Meninggal di Taiwan, Jenazah Pekerja Migran Asal Purwodadi Dipulangkan

 



Grobogan – Radartujuh, Jenazah Pekerja Migran Indonesia asal Grobogan yang meninggal dunia di Taiwan akhirnya tiba di kampung halaman dan disambut suasana duka oleh keluarga serta warga sekitar.

Pekerja Migran Indonesia tersebut diketahui bernama Archi Xaviera, warga Grobogan yang meninggal dunia saat bekerja di Taiwan dan jenazahnya dipulangkan ke tanah air pada Rabu (29/4/2026).

Jenazah Archi Xaviera langsung dibawa menuju rumah duka di Lingkungan Kalongan RT 1 RW 1, Kecamatan Purwodadi, setibanya di Grobogan.

Kedatangan jenazah disambut tangis keluarga yang telah menunggu sejak pagi hari di rumah duka. Prosesi serah terima jenazah berlangsung khidmat dan dihadiri berbagai pihak terkait.

Archi Xaviera diketahui merupakan pemuda berusia 23 tahun yang bekerja sebagai PMI di Taiwan. Ia dilaporkan meninggal dunia saat menjalankan pekerjaannya di luar negeri.

Informasi terkait penyebab kematian diperoleh dari Disnakertrans Grobogan yang mendapatkan informasi resmi dari pihak berwenang. Hal itu disampaikan Kepala Disnakertrans Grobogan, Teguh Harjokusumo melalui Kabid Penempatan Tenaga Kerja, Roni.

“Kami mendapatkan informasi dari Kedubes Indonesia di Taiwan melalui BP3MI yang menjelaskan bahwa Saudara Archi Xaviera meninggal dunia karena sakit dengan indikasi serangan jantung pada Sabtu 4 April 2026,” jelas Roni.

Pihak Disnakertrans Grobogan juga menjelaskan bahwa almarhum berangkat ke Taiwan secara prosedural dan legal.

“Sejak berangkat, almarhum belum pernah pulang ke Indonesia,” tambah Roni.

Archi diketahui berangkat bekerja ke Taiwan melalui PT Graha Cipta Utama Tangerang pada tahun 2020. Selama bekerja di luar negeri, ia belum sempat kembali ke tanah air untuk menemui keluarganya di Kota Purwodadi.

Berkoordinasi

Kapolsek Purwodadi, AKP Siswanto, menyatakan pihaknya turut hadir dalam proses serah terima jenazah.

“Usai serahterima, jenazah dikebumikan di TPU Kalongan,” jelas AKP Siswanto dalam keterangannya.

Ia juga menyebut pihak kepolisian telah berkoordinasi sejak awal menerima kabar duka tersebut.

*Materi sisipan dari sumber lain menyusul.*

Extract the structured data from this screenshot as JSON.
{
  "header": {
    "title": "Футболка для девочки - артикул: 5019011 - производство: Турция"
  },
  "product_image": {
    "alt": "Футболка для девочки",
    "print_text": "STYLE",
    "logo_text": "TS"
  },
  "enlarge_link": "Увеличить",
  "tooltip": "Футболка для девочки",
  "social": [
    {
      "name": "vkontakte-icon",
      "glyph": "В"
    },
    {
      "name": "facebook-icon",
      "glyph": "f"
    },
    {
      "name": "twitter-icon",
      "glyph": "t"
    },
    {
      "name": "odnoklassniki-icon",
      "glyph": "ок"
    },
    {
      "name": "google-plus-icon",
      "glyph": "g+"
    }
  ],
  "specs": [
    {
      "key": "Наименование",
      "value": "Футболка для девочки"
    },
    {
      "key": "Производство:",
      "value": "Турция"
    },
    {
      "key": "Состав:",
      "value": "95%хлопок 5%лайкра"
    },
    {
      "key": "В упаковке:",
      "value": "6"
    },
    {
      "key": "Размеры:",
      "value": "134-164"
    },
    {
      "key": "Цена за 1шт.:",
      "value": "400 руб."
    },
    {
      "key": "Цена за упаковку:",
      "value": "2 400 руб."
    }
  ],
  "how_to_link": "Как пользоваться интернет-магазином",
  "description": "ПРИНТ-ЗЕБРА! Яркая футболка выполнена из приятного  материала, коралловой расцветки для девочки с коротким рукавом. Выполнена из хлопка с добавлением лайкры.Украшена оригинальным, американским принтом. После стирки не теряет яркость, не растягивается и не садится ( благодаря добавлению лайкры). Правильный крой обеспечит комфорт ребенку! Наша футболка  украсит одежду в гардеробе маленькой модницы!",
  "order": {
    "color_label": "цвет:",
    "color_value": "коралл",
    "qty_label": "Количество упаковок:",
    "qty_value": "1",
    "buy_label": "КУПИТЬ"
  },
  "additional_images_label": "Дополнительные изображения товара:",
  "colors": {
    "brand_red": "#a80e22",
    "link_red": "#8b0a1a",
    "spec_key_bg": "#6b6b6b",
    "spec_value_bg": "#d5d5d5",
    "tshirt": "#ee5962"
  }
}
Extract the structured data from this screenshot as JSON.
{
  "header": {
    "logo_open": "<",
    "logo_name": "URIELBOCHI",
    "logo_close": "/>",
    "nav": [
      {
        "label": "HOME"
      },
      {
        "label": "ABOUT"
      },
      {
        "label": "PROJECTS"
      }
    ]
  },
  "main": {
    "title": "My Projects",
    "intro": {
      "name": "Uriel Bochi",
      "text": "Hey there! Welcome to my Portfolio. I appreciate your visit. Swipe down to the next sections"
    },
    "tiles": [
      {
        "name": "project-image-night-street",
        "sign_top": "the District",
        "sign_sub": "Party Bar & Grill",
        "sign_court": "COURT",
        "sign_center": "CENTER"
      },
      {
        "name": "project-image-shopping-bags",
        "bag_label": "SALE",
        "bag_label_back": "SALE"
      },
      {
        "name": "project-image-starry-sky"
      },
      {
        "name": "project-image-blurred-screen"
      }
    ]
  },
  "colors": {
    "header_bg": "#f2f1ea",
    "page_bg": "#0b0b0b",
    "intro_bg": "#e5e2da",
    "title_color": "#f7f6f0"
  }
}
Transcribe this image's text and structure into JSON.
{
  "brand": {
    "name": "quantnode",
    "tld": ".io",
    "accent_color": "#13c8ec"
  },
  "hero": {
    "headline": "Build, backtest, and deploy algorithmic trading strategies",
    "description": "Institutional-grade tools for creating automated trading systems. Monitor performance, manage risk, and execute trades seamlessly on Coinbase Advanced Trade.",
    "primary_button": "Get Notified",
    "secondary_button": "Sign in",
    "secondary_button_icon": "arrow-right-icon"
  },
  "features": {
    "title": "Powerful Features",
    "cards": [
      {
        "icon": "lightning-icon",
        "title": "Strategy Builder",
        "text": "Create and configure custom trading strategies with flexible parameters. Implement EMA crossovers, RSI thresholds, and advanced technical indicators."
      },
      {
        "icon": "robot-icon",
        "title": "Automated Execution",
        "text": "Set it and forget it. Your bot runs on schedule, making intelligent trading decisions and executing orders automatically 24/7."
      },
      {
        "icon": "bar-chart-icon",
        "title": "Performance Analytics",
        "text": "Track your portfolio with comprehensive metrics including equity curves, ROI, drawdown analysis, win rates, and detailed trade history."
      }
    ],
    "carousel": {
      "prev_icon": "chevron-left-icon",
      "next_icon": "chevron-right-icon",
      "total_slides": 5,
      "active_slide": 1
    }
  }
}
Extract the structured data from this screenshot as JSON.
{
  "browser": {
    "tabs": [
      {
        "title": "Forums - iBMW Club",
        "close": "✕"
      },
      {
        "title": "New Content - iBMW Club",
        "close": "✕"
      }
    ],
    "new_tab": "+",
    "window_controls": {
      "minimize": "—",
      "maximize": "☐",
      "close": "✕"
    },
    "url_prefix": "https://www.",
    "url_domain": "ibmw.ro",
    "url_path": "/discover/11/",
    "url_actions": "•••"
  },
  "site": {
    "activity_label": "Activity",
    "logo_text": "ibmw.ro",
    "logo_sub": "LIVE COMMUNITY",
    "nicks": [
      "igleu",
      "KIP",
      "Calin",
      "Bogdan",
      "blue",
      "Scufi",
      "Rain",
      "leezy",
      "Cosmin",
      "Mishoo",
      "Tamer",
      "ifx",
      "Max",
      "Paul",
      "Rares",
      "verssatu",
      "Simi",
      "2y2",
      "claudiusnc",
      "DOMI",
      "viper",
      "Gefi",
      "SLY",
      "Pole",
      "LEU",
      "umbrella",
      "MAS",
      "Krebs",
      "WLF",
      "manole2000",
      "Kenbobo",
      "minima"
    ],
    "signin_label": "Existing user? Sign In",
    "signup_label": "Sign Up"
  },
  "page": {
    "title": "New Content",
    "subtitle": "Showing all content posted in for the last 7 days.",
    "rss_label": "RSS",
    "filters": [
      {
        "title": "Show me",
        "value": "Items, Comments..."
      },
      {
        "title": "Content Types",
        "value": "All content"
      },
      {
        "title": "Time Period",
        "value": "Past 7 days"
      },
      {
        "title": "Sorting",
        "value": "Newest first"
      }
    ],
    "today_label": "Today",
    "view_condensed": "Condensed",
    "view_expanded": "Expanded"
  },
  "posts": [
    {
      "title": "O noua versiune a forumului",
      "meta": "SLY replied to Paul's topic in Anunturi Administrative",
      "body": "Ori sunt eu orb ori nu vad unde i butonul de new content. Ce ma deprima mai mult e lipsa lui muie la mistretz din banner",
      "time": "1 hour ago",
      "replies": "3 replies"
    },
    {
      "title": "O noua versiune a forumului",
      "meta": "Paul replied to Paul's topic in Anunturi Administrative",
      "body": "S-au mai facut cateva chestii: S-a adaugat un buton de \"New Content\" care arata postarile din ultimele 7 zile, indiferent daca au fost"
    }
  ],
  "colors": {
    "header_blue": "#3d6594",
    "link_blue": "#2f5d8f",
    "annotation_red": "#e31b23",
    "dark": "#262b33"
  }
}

“Sejak mendapatkan kabar meninggalnya almarhum, kami langsung berkoordinasi dengan Disnakertrans Grobogan. Dari hasil pengecekan, yang bersangkutan resmi terdata di Disnakertrans Grobogan secara legal,” tambah AKP Siswanto.

Menuru AKP Siswanto, pihak keluarga almarhum menerima kepergian Archi dengan penuh keikhlasan.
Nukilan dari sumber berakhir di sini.